Menino Jesus versus Papai Noel

Pe. Alfredo J. Gonçalves, cs

– Olá, Menino Jesus, tenho a impressão que preferes o silêncio ao clima dos festejos. E no entanto, és tu a razão de todo esse vaivém! Afinal de contas, o que está acontecendo? As pessoas olham para ti com um ar de mistério, mas, ao mesmo tempo, não parecem muito interessadas em falar contigo.

– Por enquanto, Sr. Papai Noel, não podes entender. Mais tarde talvez te seja permitido penetrar o que chamas de mistério. Então verás que meu reino, embora comece neste mundo, não é deste mundo!

– Que queres dizer com isso? É neste mundo que nos movemos: não vês o fascínio das luzes, das cores, da música, do brilho nos olhos das pessoas frente aos atrativos que a loja oferece! Certo que és apenas um recém-nascido, mas tens de abrir os olhos aos apelos que nos cercam de todos os lados.

– Apesar de recém-nascido, bem sei o que pensas. Vês tudo com os olhos do mercado e das férreas leis de lucro e acúmulo de capital. O marketing, a propaganda e a publicidade te deixaram míope ou cego. Ofuscaram o sentido oculto por trás de tanto rumor e tanta correria.

– Mas que sentido oculto? A vida está aí para ser vivida. Olha a montanha de panetones, os vinhos, os produtos importados, os jogos eletrônicos… E tantas outras coisas próprias das festas de final de ano. Olha o riso largo, o peito aberto e a despreocupação no olhar e no rosto das crianças e jovens, dos adultos e idosos? As famílias se reencontram.

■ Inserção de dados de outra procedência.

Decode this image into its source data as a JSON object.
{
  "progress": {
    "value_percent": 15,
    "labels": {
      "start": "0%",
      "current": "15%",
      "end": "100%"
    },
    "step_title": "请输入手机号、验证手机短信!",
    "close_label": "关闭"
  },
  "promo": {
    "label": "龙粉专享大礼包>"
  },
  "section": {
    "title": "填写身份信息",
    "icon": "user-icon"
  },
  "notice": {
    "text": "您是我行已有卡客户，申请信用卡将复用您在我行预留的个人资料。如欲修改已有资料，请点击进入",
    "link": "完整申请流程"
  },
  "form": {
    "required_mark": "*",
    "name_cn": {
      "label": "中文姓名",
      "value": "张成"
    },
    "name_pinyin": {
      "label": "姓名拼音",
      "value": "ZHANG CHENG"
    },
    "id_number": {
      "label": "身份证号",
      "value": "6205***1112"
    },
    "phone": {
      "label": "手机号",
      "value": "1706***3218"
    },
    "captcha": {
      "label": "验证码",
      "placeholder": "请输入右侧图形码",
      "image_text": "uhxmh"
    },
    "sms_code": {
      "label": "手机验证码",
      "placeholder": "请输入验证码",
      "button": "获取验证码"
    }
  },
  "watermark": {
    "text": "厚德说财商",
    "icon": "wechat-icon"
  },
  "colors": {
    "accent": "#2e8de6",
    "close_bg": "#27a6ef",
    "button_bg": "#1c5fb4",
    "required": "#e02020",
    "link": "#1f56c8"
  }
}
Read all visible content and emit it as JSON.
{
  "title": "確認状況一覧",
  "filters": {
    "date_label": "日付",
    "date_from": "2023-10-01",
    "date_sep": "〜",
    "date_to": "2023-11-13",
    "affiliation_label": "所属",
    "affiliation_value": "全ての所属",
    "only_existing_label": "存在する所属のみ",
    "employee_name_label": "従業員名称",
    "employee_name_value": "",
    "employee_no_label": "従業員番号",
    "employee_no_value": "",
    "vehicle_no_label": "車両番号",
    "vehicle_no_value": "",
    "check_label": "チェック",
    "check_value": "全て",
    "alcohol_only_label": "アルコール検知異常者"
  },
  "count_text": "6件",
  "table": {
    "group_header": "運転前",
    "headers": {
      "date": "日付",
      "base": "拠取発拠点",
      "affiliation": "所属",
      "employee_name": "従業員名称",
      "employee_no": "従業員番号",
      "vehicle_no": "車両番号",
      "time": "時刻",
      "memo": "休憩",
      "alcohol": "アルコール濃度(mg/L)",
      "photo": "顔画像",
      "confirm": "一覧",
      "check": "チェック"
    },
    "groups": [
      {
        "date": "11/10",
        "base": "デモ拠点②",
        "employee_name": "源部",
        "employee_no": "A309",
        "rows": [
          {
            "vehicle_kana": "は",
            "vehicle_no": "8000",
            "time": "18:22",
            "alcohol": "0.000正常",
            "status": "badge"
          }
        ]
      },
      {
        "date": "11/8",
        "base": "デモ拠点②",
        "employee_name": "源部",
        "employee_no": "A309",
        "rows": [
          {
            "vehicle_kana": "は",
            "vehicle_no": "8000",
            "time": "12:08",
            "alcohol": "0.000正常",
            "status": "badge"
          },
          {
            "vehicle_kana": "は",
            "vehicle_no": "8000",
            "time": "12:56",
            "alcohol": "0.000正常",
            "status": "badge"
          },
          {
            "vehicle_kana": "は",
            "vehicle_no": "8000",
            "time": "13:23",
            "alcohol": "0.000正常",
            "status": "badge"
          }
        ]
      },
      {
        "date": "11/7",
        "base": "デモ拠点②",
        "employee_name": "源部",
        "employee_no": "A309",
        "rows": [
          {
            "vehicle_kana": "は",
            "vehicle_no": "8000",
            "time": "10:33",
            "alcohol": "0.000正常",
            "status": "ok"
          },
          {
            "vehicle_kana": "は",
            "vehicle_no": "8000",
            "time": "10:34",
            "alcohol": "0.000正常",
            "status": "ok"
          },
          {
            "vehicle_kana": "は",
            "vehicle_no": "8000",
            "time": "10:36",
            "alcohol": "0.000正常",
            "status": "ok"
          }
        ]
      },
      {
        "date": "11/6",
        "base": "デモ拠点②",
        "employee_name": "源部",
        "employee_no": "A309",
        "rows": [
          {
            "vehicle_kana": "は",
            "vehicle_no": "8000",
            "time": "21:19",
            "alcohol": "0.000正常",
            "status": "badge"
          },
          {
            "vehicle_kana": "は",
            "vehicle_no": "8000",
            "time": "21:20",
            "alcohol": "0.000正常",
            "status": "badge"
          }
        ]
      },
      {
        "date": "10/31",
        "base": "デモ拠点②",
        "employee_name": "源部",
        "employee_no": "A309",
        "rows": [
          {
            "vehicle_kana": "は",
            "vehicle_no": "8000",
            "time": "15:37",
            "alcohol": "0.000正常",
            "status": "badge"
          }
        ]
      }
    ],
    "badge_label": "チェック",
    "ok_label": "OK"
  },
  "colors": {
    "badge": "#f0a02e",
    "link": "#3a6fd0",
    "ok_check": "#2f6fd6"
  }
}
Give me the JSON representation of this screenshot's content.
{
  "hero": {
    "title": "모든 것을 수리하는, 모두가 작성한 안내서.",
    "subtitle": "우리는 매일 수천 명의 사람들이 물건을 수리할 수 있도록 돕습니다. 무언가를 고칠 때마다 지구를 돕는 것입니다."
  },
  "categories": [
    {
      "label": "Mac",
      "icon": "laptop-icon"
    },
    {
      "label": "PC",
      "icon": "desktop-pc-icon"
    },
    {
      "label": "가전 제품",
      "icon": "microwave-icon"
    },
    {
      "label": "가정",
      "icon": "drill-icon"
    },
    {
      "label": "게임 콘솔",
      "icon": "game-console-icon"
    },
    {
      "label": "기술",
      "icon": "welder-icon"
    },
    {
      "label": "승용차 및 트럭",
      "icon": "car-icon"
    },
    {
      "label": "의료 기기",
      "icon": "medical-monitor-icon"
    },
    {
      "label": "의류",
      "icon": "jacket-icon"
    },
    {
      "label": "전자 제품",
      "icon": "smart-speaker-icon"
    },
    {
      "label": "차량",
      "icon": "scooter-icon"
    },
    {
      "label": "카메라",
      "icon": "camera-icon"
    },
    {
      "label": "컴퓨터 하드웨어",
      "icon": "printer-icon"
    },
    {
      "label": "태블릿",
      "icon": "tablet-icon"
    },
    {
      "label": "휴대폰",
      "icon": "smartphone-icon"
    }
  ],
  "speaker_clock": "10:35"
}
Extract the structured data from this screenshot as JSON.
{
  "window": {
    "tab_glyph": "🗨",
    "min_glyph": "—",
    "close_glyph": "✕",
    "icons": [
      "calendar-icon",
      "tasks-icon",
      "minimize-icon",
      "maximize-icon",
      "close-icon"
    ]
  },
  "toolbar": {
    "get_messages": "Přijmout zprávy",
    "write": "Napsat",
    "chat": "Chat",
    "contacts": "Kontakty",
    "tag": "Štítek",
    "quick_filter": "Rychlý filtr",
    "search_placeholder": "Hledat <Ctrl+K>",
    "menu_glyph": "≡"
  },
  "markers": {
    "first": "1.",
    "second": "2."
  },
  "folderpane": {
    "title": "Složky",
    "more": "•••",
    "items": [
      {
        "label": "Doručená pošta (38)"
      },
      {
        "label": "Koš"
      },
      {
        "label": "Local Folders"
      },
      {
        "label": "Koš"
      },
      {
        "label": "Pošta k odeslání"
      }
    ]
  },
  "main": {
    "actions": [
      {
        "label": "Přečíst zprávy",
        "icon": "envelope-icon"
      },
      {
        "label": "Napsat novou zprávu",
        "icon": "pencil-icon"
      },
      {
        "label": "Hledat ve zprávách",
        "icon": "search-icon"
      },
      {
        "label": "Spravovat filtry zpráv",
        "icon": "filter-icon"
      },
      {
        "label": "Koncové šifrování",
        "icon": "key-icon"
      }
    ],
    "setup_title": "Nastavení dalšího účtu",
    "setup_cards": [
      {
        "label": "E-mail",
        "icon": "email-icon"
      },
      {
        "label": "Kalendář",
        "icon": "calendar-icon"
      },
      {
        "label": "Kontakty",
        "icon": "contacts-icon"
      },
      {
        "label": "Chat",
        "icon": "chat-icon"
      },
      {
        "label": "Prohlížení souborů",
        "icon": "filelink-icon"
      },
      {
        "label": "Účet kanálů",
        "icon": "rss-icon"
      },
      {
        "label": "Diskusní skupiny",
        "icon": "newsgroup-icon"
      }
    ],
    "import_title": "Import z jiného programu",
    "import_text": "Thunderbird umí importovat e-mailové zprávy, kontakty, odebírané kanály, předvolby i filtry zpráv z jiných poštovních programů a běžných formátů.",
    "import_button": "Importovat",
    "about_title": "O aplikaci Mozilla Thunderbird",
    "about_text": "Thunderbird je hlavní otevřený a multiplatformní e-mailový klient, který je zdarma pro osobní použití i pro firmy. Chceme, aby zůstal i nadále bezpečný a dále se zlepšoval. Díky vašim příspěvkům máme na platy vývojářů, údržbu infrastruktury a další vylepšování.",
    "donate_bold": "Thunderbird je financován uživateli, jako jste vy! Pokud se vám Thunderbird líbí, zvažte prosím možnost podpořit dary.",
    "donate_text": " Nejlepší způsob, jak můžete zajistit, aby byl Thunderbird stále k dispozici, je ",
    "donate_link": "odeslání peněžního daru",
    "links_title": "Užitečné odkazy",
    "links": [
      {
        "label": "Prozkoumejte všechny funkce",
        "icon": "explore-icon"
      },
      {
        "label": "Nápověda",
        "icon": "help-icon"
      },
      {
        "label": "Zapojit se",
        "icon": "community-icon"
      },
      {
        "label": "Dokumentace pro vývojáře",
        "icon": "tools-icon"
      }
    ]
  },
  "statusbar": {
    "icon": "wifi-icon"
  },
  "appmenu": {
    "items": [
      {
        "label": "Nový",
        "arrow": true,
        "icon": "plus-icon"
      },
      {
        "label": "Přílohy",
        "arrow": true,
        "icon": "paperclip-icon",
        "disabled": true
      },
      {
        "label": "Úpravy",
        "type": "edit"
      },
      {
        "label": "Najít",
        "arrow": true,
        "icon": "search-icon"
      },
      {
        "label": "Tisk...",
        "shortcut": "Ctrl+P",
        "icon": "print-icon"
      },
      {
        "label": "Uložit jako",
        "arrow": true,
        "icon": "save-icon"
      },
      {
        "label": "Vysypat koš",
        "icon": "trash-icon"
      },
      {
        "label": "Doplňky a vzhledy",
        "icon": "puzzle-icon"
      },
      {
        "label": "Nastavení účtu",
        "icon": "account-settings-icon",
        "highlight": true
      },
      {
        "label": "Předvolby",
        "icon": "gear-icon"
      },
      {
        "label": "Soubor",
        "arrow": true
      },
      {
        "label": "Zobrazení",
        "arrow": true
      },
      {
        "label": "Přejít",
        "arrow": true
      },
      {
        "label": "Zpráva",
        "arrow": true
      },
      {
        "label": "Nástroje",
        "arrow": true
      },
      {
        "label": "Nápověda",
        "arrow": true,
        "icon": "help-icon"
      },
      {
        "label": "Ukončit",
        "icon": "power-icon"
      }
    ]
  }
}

– Reencontro? Toda essa euforia, em grande parte, não passa de aparência enganosa. Para além do movimento e da luz, esconde-se um mistério. Desculpe se insisto nesta palavra, mas no interior mesmo dessa atividade vertiginosa existe, sim, um mistério ao mesmo tempo real e invisível.

– Mistério, mistéro, mistério!… Enquanto te revestes com essa roupagem secreta e misteriosa, as crianças me procuram, me sorriem, me abraçam, registram tudo com fotos… E o é mais importante, compram nossas mercadorias e brinquedos… E os pais se mostram felizes com a felicidade dos filhos. Não te dás conta disso! Tu, ao contrário, te escondes aí, como que de escanteio, meio envergonhado. Dir-se-ia que eu tomei teu lugar no presépio, como referência máxima das festividades natalícias!

– Para ser sincero, pergunto-me seriamente o que atrai as pessoas à sedução do brilho que tu representas. Olhando com maior atenção, vejo que muitos buscam dissimular algo, varrer o lixo para debaixo do tapete. A festa é ambígua: pode ser genuína, sem dúvida, mas pode também camuflar ou compensar uma crise, um desencanto profundo, uma falta de sentido consciente ou inconsciente. Não me é difícil surpreender olhares oblíquos, sorrisos forçados, palavras envenenadas.

– Acabas de nascer e já vens com a mania de filosofar. Deixa as pessoas se divertirem enquanto é tempo. Depois vem janeiro, dívidas, contas a pagar… Menos mal que o carnaval está às portas!

– Justamento isso me preocupa. A alegria que circula e se respira neste ambiente festivo parece ter um carárer superficial e passageiro, transitório e efêmero. Por trás de olhares e rostos aparentemente luminosos, é possível identificar pontos obscuros e obtusos, até mesmo desesperados. Há perguntas sobre a existência que brotam de corações feridos, de almas angustiadas. Perguntas sem remédio e sem resposta. Há medos e fugas, becos sem saída. É sobre essa realidade que me concentro.

– Perguntas, perguntas, perguntas! Deixa as perguntas para outro momento!

– Mas são elas – as dúvidas e perguntas, bem como os sonhos, buscas e esperanças – que movem o curso da história. Toda essa corrente frenética não faz mais que deslocar as interrogações de um lado para outro, protelando-as. Minha missão e meu foco é mostrar “o caminho, a verdade e a vida”.

Roma, 7 de dezembro de 2015

Um Comentário

  1. Ivan Tadeu
    dez 08, 2015 @ 00:02:49

    Bom texto esse do “Papai Noel e o Menino Jesus”.